I knew a girl in middle school we were good friends, but over summer brake her dad killed the entire family and himself.
Idk there's a certain level of extra sadness that suicide brings. It's one thing to loose you life to things you have no control over. For someone to get to the point to where they want to end it is just very very depressing. I don't know of any other species that even commit suicide.
70% of all suicides in the US are white males for some reason.
I've known 3 people. 2 of them were in my ex's side of the family. The other was the son of someone I worked with. HIS was the most tragic...to me at least. Maybe because I actually had met this young man, and liked him, even though he was troubled. He was the only child of the man I worked with, and his wife.
What precipitated it, he and his girlfriend were celebrating New Year's Eve at a local hotel. He and his GF were doing drugs in the hotel room. There were screams, police were called, GF is dead. I don't remember exactly, but I think things were bloody. BF is arrested. He gets booked, parents make bond, and the next day, dad gets up in the morning, goes in the kitchen to make coffee...and son is hanging from a tree in the yard.
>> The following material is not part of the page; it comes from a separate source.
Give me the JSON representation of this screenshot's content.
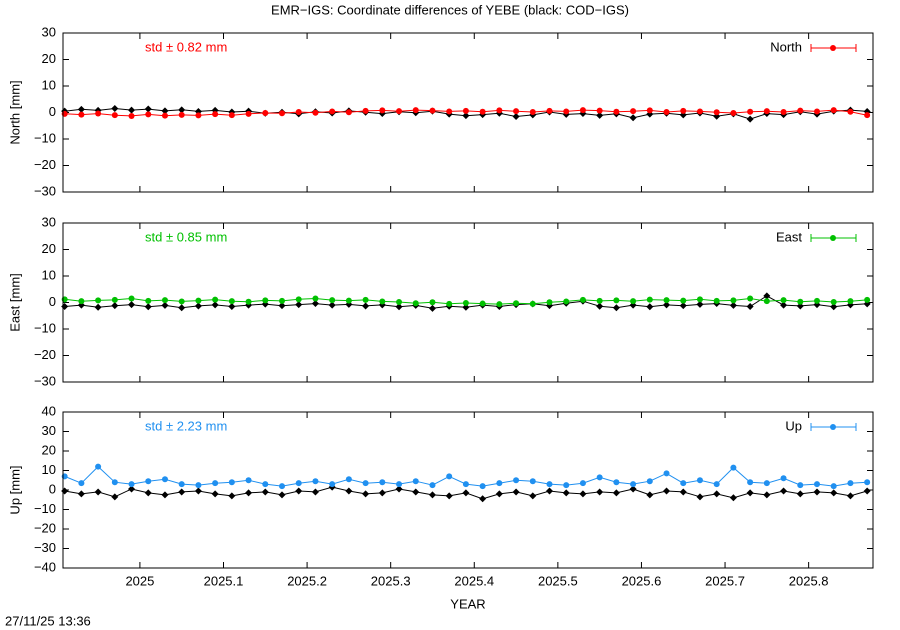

Before The Great Depression, my family owned a small chain of shoe stores, and each one was managed by one of the brothers.
The store in Brooklyn was apparently suffering business reversals even worse than the others in the small chain, and my uncle who managed that store did not answer his phone for a couple of days. My Grandfather journeyed to that store--to which he had a key--and he found one of his brothers hanging from a pipe in the basement.
Not too long after that tragic scene, the entire chain went "bust", and my Grandfather's life was forever changed by their business failure. However, I think that the sight of his brother's body hanging in the basement of that store stayed with him for his entire life--long after the family's business failure had been put behind them.